Last Monday I was asked to perform a funeral. A lady in our church, we’ll call her Jane, is a mother of 11 children, grandmother to 39 and great grandmother to 33. The deceased, let’s call him Stan, was the common law husband to one of her daughters. I didn’t know Stan, but I knew Jane for twelve years. She was a regular attender to our church and had recently made a public profession of her faith in Christ.
Funerals are often times when I’m able to meet people who usually avoid church like the plague. In our neighbourhood, that would include most people.
Early Monday afternoon I sat down with Jane, her daughter and a few other family members, to sort out the details of the service. An hour later, things were will in hand for a Wednesday funeral.
Tuesday morning, Jane passed away.
The family was left in chaos. At the funeral on Wednesday, Stan’s passing was overshadowed by the grief of Jane’s passing.
On Friday, Jane’s funeral was delayed when a family member had a seizure in the viewing room. Even from my perspective the rest of the service was blur.
At both funerals, a precious few were fellow disciples of Christ. Most had no faith at all. I wish I could say something more profound that this: there is a noticeable difference between they way both mourn. It isn’t that one is more emotional than the other. In fact, both grieve deeply.

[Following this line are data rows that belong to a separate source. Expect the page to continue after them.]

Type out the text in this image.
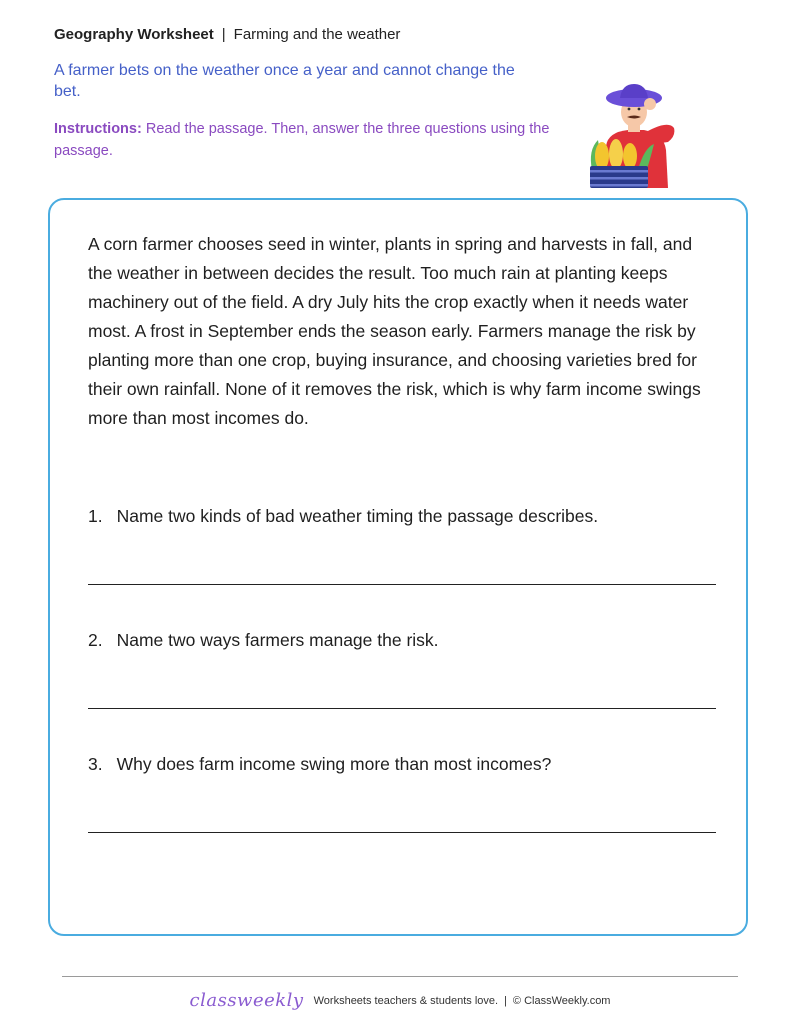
Geography Worksheet | Farming and the weather
A farmer bets on the weather once a year and cannot change the bet.
Instructions: Read the passage. Then, answer the three questions using the passage.

A corn farmer chooses seed in winter, plants in spring and harvests in fall, and the weather in between decides the result. Too much rain at planting keeps machinery out of the field. A dry July hits the crop exactly when it needs water most. A frost in September ends the season early. Farmers manage the risk by planting more than one crop, buying insurance, and choosing varieties bred for their own rainfall. None of it removes the risk, which is why farm income swings more than most incomes do.

1. Name two kinds of bad weather timing the passage describes.
2. Name two ways farmers manage the risk.
3. Why does farm income swing more than most incomes?
classweekly Worksheets teachers & students love. | © ClassWeekly.com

The difference is the hope. For those who don’t know Christ, it’s more of a desperate wish that they will see their loved one again. For disciples, it’s an earnest expectation of an eternal reunion.
I made one other observation. When confronted with the reality of death, some people embrace deep questions. Others work hard to avoid any sort of deep thought. They just hurt.
Heading into Sunday, I was emotionally drained. That didn’t alter the expectations of worship. People still expected to meet God on Sunday morning. With such an exhausting week, I was left struggling to meet those demands. It’s a great blessing to know members of my country were able to step forward and help carry my burden.
That’s life in the Undiscovered Country.